Even now, during these very challenging times, we have what it truly takes to partner with the caregiving parent. We may need to fine-tune some communication skills or listen a bit more than we talk. We will need to be even more direct and honest in our communication than normal, while also asking more questions than typical. As is often the case, external pressures add to the perpetrator’s excuses as to why his violence is escalating, while simultaneously impact options for victims/survivors to respond and/or cope safely. Partnering with the caregiving parent means listening intently to what she is already doing to keep herself and her children safe during typical times and how she and the children are adjusting during these higher stress times. None of this differs much from what we each currently need. It is just, the circumstances in which most of us find ourselves, are not also fraught with intimate partner violence.
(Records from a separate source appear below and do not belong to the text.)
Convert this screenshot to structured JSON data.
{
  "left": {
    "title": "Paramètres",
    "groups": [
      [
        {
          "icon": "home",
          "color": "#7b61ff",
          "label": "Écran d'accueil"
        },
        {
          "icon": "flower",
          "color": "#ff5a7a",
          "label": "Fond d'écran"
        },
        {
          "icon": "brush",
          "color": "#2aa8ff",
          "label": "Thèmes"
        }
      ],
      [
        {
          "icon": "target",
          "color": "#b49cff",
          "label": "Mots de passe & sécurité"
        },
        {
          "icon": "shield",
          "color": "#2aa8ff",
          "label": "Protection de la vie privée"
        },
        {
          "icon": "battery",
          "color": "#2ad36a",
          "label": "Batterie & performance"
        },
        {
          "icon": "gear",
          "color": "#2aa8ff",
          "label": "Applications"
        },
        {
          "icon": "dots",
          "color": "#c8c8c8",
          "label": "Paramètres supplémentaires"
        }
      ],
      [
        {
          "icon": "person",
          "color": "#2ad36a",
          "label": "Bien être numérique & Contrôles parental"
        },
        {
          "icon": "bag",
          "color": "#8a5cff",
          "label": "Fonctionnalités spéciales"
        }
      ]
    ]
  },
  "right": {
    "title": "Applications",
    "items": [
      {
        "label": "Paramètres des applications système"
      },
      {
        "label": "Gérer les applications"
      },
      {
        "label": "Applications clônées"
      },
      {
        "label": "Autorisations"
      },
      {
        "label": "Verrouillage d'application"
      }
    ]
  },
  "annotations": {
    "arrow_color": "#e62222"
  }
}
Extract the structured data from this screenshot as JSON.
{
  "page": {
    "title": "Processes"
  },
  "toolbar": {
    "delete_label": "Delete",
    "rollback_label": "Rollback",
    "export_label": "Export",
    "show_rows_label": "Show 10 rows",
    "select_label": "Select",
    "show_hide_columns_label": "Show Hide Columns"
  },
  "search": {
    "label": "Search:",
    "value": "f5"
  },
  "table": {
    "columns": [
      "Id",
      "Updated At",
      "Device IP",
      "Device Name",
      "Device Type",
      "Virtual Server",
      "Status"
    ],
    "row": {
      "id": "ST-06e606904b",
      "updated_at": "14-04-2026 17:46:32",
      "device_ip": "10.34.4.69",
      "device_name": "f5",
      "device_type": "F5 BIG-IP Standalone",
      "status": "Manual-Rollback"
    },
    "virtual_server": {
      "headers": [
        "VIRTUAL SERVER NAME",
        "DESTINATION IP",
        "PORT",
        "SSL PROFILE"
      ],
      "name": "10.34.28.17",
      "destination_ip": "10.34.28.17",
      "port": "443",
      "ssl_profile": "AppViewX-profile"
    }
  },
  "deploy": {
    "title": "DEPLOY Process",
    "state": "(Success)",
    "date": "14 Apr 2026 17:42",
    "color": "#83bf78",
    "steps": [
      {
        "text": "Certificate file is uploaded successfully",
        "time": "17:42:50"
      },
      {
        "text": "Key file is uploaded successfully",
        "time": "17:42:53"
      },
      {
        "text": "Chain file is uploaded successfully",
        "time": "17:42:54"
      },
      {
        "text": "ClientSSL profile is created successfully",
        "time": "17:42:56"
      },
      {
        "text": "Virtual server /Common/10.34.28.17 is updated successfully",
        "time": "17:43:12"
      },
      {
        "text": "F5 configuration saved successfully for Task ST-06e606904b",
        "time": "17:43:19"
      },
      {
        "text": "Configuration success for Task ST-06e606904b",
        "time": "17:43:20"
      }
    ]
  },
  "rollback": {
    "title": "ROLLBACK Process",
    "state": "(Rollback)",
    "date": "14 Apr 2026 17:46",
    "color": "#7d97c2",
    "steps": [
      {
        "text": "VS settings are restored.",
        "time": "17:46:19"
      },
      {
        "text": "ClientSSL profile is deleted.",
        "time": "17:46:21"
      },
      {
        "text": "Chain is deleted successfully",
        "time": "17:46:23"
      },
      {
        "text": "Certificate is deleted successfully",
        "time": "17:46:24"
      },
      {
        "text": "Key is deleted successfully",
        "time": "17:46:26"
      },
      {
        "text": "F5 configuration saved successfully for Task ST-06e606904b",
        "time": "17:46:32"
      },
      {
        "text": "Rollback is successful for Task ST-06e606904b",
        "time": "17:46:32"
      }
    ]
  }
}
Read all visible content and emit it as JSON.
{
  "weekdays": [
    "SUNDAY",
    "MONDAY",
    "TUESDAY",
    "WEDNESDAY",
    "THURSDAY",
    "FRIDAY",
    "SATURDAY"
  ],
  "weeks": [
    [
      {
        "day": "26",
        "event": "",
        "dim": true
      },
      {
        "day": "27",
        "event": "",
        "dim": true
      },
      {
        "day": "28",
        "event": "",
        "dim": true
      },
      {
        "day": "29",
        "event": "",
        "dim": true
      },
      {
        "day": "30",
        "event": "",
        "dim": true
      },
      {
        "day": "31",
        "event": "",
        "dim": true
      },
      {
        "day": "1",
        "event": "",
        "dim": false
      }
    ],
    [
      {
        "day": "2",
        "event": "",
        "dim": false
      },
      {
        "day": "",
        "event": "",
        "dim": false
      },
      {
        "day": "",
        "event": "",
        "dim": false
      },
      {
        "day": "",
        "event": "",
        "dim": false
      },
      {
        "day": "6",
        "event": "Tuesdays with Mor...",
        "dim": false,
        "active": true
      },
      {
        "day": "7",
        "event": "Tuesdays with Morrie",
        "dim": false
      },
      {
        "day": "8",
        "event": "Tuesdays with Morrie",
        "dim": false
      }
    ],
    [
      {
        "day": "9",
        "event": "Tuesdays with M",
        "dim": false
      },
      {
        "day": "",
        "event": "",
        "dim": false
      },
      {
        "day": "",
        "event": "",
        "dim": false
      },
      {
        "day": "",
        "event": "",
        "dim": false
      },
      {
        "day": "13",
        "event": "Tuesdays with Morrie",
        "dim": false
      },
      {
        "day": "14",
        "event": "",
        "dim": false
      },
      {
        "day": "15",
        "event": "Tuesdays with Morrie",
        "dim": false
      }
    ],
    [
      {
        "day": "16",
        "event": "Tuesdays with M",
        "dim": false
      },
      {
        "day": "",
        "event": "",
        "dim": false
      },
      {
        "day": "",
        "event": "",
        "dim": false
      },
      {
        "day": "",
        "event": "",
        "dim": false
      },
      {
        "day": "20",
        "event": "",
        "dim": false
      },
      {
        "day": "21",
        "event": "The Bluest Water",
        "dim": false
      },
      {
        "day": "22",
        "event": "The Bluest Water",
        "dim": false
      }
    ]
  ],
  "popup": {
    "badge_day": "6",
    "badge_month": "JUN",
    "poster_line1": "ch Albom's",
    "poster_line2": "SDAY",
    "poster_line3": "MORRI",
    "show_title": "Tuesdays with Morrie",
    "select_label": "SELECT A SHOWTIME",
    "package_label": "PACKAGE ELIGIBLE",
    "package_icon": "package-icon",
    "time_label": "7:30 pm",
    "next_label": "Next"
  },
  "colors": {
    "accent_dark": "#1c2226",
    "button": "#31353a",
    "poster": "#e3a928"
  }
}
So, as you do the extremely difficult and emotionally taxing work of meeting with families who live with violence, simply add some extra empathy to your toolkit. Pull from the skills and tools you have accumulated. It matters. It will allow you to gather more relevant information to increase child safety and well-being. It will also allow you to make a difference during a time when it feels we are not able to do much else. Breathe, remember you have done this, can do this and will do it well if you bring your tools with you. And for those who need reminding, here are a few of the greatest tools you already have:
Plan purposefully prior to visiting
Ask open-ended questions
Validate the caregiving parent’s strengths
Be honest in your communication
Ask what she is already doing
Focus on perpetrator pattern
Remind her, the abusive partner’s choices are the risk to child safety and well-being
Tell her what she is doing well with her child/children
Be creative with the victim/survivor-guided safety planning
Assure her it is okay to feel uncertain
Be specific when asking about what the perpetrating parent is doing and/or not doing to support her parenting
Be clear that his choices are parenting choices
Express concern for her children as you offer to support what she is already doing
Ask what she needs
Give her information in various ways to ensure you are reaching her
Encourage natural support systems
Trust what you have learned and developed
Validate her some more
Express concerns clearly and directly
Clarify where things stand
Provide clear expectations.
Doing these things with added empathy moves children closer to safety and well-being. Leading with partnering skills rooted in empathy can, and most likely will, simplify the process and create an alliance with the caregiving parent that benefits the children. Allowing her to see your willingness to partner creates an environment of mutual exchange that leads to both involved in the partnership being able to rely on the other. When this happens, it is better for all involved, the children, the caregiving parent, even you. So, trust yourself, ask for what you need, extend empathy toward yourself. You are doing the hardest work there is during a time when everything feels more challenging. Honor that. We are all grateful for you and are cheering you on.